4. Always Count Your Calories
Ah, one of the most regurgitated fallacies that I still find myself falling prey to. Among the many reasons counting calories can be counterproductive is the importance of the caloric quality over its quantity, according to Lifehack, which cited a study that found not all calories are created equally. Every macronutrient, they explained, has a different effect on your metabolic rate — basically how full you feel after a meal, the likelihood of overeating, and the energy used processing the food. For example, a chocolate bar and a steak may contain the same amount of calories, as suggested by the Daily Mail, but you're obviously going to be benefiting a lot more nutritionally from the steak; and chances are, you'll be feeling full for a way longer time.
5. Cut The Carbs
Most people have heard about low or no-carb diets. You know: Have all the burgers you want, as long as you cut out your breads and buns. Yeah well, there are several problems that arise from completely cutting out carbs. According to Reader's Digest, by eliminating carbs, you're also decreasing your intake of foods and nutrients beneficial for you health and will be more likely to resort to the "bad fat" discussed earlier, because your body will be craving something.
6. Greek Yogurt Is The Healthiest
The Greeks may have mastered their philosophy, democracy, and Olympic games, but that doesn't mean they've developed a yogurt of the gods to end all yogurts. This is another one of those marketing ploys that has been so tempting to feed into. That's not to say that Greek yogurt is bad, either. It's just that putting the "Greek" label in front of it doesn't necessarily make it any healthier. It's not a magical factor that erases any and all added sweeteners and artificial flavors. As pointed out on Prevention magazine, not every strain of Greek yogurt is equally nutritious.
There are so many other yogurts that have been under the radar and are finally starting to make their way into the spotlight of the dairy aisle. From Bulgarian yogurt to Icelandic yogurt — yogurt companies are using the same healthy processes passed down from some of these yogurts' countries of origin. The things to look for in yogurt, according to The Huffington Post, are probiotics, calcium count, sugar check, fake fruit, and types of fat.
7. Foods Labeled "Natural" Are Always Healthier
As Domenico reminded Bustle of a reiterated point in the nutritional world, "natural means nothing." Natural foods are assumed to be healthy because they are minimally processed and do not contain hormones, antibiotics or artificial flavors. Yet, according to the Organic Trade Association (OTA), neither the FDA nor the USDA has rules or regulations for products labeled "natural." So of course, food manufacturers are going to slap on that wonderful sounding "natural" label on foods that may actually be heavily processed, and get away with it. So again — really read those labels!

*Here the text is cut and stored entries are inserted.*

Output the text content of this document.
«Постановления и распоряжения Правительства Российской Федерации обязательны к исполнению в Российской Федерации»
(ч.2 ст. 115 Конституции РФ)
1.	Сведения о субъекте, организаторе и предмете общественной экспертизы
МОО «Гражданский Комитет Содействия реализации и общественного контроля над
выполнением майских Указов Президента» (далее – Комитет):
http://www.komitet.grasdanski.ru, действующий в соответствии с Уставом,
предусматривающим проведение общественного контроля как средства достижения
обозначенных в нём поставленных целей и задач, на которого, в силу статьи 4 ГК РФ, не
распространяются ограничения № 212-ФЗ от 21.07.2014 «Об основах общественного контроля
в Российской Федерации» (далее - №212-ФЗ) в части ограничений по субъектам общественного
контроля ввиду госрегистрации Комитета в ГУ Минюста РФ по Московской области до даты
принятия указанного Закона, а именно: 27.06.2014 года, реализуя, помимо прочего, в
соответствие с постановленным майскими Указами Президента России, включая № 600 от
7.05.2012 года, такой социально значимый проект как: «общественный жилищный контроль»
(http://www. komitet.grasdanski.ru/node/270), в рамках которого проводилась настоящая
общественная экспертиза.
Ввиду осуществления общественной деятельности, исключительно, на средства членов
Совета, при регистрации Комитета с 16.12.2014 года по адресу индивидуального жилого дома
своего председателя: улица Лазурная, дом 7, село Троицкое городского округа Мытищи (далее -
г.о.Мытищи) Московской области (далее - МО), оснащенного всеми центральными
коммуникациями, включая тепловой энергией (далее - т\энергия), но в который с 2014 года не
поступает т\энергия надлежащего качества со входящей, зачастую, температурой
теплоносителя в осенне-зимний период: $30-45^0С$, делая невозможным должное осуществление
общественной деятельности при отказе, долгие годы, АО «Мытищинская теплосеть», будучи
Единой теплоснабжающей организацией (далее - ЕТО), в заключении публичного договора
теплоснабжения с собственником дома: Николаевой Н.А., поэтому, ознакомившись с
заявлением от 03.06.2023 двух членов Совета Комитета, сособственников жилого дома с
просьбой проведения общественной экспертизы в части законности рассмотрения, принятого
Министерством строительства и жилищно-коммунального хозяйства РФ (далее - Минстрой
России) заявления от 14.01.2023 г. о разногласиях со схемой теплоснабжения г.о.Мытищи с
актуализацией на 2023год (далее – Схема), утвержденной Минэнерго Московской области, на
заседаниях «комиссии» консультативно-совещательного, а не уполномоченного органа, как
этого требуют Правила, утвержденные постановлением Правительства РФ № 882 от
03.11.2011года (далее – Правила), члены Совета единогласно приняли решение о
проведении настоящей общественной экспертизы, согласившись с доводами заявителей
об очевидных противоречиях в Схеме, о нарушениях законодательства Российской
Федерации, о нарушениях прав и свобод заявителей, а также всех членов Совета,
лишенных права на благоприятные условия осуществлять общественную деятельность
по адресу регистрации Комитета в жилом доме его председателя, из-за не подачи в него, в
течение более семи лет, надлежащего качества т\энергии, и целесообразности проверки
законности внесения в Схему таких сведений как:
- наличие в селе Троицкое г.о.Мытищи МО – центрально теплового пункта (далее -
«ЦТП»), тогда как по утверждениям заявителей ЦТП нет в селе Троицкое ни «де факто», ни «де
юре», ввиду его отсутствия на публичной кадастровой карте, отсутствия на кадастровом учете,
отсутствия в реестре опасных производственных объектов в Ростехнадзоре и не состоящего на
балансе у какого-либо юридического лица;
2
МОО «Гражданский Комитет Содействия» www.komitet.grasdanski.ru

People will tell you hundreds of ways you can eat healthier — from what foods to avoid to how much you should intake — and it’s important to keep in mind that certain nutritional lifestyles work for everyone differently. At the very least, you want to know what you’re eating and understand how that actually impacts your body. So the first step to staying on top of your health game? Just take that little extra time to invest in some label literature at the grocery store.